Trees have been around much longer than humans. In existence for 370 million years, it is estimated that there are just over 3 trillion mature trees in the world. They were amongst the first entities that started to construct towards the heavens and it is now becoming widely accepted by scientists worldwide that they don’t live in isolation at all, even though they don’t move.
Scientists who have been studying the Canadian boreal forests state that trees have a social life and even work together.
Ms. Annie Desrochers, a Quebec biologist, explained: “We have this idea that trees are independent individuals…but what we have discovered is that they’re not independent, they will form unions.”

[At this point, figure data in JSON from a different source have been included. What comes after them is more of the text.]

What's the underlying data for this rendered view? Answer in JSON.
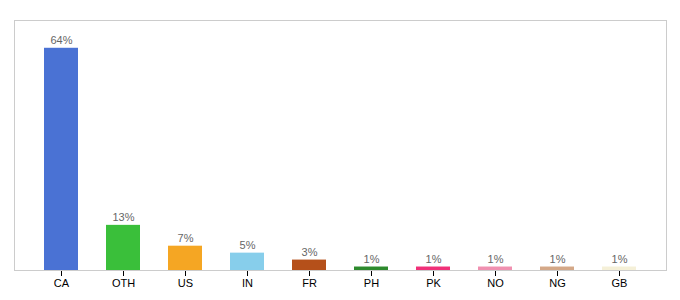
{
  "chart_data": {
    "type": "bar",
    "categories": [
      "CA",
      "OTH",
      "US",
      "IN",
      "FR",
      "PH",
      "PK",
      "NO",
      "NG",
      "GB"
    ],
    "values": [
      64,
      13,
      7,
      5,
      3,
      1,
      1,
      1,
      1,
      1
    ],
    "value_labels": [
      "64%",
      "13%",
      "7%",
      "5%",
      "3%",
      "1%",
      "1%",
      "1%",
      "1%",
      "1%"
    ],
    "colors": [
      "#4a72d4",
      "#3abf3a",
      "#f5a623",
      "#87ceeb",
      "#b5501a",
      "#2d8a2d",
      "#f03078",
      "#f090b0",
      "#d4a888",
      "#f5f0d8"
    ],
    "ylim": [
      0,
      72
    ],
    "data_labels": true,
    "tick_labels": "x"
  }
}
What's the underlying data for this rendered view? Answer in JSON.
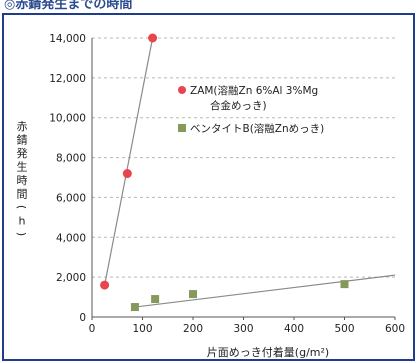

Yes, via their roots trees are linked up to their neighbors and so try to work together to share resources, fend off predators and they can even change weather patterns.
“I think the most important thing to take away is that whatever you do to a tree will not only affect that tree; it will affect its neighbor if it’s connected to it.”
They even share a social community with the moss on the ground, which is for example regarded as the best friend to the black spruces in the forests of northern Saskatchewan. The moss helps to keep the roots moist and damp whilst the tree provides share and because of the fact that spruces have needles and not leaves, the moss is not covered in leaves during colder periods.
And when it gets too hot in summer, they release a chemical compound called terpenes, which humans recognize as that ‘fresh cut pine’ scent. These molecules float up towards the sky and mix with ozone. Once they get big enough, water vapor condenses on them and clouds are born, which then result in rain and thus water for the trees.
“Trees create the weather they want, and the clouds they seed can influence the weather across the entire northern hemisphere.”